The company already had a data science and ML product, but MosiacML adds foundation models that enterprises can use to create custom generative AI solutions. According to the Wall Street Journal:
MosaicML, which was launched in 2021 and will become a stand-alone service belonging to Databricks, has been focused on bringing down the cost of using generative AI—from tens of millions of dollars to hundreds of thousands of dollars per model, according to Naveen Rao, co-founder and CEO. MosaicML has 62 employees and has raised $64 million to date.
Know Your Model
A key value proposition for using custom foundation models is that enterprises know how they were trained, what data was used, and what really lies in the vector database. However, most companies are not in a position to create their own foundation model from scratch, which makes tools like MosaicML attractive. Also, from the Wall Street Journal:
“If you’re building a model from scratch, you know what you’re feeding it,” said Databricks Chief Executive Ali Ghodsi.
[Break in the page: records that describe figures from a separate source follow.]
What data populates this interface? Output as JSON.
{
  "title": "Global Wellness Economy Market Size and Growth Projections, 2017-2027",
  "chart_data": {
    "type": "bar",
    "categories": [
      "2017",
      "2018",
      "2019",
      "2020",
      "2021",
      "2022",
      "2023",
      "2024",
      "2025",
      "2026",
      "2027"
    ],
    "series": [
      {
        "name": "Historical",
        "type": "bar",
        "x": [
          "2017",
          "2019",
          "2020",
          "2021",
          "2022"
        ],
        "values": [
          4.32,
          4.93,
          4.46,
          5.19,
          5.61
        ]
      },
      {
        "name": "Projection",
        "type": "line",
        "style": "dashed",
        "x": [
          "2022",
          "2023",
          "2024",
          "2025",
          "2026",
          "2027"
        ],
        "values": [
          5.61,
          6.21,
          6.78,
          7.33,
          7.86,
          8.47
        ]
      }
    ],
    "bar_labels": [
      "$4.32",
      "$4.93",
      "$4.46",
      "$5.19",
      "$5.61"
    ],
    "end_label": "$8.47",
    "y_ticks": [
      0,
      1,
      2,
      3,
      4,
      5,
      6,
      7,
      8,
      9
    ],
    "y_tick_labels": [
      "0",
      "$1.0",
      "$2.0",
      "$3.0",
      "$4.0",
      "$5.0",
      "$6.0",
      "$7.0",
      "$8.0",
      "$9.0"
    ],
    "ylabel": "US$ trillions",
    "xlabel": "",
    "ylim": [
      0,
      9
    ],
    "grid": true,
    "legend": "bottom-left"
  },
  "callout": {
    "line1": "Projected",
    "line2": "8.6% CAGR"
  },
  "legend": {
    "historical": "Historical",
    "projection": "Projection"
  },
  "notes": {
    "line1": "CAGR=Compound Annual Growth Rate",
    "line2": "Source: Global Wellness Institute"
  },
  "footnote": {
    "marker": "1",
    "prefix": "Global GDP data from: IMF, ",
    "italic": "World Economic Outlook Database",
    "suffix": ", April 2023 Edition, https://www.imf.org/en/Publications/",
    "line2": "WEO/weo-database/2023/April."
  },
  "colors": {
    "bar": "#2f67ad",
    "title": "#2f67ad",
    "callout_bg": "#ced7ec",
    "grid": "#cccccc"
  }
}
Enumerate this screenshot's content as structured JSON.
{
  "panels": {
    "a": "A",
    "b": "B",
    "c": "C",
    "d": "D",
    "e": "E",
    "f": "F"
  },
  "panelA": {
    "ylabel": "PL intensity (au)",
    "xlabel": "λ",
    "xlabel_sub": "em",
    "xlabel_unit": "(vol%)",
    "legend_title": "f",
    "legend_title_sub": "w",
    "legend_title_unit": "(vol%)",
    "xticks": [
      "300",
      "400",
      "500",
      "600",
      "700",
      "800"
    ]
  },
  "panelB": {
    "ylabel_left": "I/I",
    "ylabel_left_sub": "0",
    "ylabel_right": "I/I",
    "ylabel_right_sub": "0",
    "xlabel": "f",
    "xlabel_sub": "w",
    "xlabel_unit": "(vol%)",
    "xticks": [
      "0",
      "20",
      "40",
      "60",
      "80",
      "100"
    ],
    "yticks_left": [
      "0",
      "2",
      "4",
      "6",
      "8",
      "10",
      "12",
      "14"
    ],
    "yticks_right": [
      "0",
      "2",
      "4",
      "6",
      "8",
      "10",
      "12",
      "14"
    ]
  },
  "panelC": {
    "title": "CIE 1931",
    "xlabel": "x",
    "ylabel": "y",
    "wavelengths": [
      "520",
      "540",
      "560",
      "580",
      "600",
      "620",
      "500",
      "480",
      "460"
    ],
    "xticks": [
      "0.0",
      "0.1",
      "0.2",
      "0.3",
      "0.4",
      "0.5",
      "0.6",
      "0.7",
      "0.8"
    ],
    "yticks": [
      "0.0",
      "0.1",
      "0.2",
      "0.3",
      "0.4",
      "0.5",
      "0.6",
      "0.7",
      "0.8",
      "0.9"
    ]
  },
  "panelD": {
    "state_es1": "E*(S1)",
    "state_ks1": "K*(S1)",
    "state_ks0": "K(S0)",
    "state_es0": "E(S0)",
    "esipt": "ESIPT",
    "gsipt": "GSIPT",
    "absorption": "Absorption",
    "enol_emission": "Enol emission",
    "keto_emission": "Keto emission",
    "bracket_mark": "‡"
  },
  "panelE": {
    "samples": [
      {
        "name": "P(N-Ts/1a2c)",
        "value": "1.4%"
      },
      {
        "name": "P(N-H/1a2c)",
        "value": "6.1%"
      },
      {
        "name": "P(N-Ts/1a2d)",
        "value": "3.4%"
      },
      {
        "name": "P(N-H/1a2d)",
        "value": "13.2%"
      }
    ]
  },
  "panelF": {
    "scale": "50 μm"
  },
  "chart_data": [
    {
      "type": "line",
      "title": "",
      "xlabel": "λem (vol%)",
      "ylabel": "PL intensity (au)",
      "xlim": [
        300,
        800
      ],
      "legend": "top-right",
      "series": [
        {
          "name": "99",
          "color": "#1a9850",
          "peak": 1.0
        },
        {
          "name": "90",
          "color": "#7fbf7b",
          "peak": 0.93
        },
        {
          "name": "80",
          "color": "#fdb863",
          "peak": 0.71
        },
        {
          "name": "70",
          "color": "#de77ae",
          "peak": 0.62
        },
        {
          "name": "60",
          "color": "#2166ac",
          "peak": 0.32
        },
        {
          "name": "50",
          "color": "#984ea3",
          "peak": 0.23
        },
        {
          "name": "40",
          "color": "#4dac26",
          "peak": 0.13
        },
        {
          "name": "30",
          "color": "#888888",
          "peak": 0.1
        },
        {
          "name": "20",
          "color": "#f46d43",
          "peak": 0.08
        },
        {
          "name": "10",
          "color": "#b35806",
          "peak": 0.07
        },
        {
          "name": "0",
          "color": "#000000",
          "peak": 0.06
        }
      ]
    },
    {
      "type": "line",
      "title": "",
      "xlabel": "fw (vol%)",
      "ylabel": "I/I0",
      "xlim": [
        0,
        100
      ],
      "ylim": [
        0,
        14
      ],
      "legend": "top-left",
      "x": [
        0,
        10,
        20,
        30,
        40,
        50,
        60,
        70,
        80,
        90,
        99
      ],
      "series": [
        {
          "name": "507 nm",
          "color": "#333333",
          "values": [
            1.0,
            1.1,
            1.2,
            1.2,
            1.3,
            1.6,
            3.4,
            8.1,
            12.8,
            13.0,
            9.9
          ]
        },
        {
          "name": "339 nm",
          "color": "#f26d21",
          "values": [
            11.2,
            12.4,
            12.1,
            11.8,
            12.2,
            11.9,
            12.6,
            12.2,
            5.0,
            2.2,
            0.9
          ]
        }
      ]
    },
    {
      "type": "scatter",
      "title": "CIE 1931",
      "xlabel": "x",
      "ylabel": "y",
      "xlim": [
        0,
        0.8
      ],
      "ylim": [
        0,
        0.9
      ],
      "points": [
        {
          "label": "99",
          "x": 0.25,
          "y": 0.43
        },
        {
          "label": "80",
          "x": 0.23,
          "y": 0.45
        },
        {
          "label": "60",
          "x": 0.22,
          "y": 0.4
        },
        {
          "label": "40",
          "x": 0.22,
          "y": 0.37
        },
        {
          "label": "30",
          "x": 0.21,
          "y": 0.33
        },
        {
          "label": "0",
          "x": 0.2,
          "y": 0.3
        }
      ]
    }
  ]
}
Off-the-shelf models, which are ready to use because they have already been trained on internet data, are filled with extraneous information that can skew results, Ghodsi said. Many companies are also wary of privacy and security issues around sharing their data in models built by outside vendors, he said.
Custom Generative AI Models at Lower Cost
The rise of new training techniques such as LoRA (low-rank adaptation), open-source models, and other high-quality large language models (LLM) that are 5% to 25% the size of GPT-3 in terms of parameters is expected to expand customer model development rapidly. MosaicML pitches data ownership, privacy, and security benefits and also lower cost. Also in the Wall Street Journal.
Larry Pickett, chief information and digital officer of biopharmaceutical services company Syneos Health, said the current cost of training a model on specialized health data is estimated at $1 million to $2 million. Those kinds of “domain-specific” models can be more useful for companies than ChatGPT, because they have more industry terminology and know-how, analysts say.
But Pickett expects that Syneos Health can spend significantly less than that by using smaller, pre-trained models, “as opposed to building on top of the entire corpus of data that OpenAI has.” Some of those models are already available in open-source libraries like those offered by machine-learning startup Hugging Face, he said.
High Valuations
A $1.3 billion price tag for a company that is two years old and has raised just $64 million offers a sense of how valuable the generative AI market is expected to be for the winners. Databricks generated $1 billion in revenue in 2022. It has now spent more than that on acquiring a much smaller company. In return, it just significantly expanded its total addressable market (i.e., market size) and created leverage to earn more revenue from MosaicML’s existing customers for data management.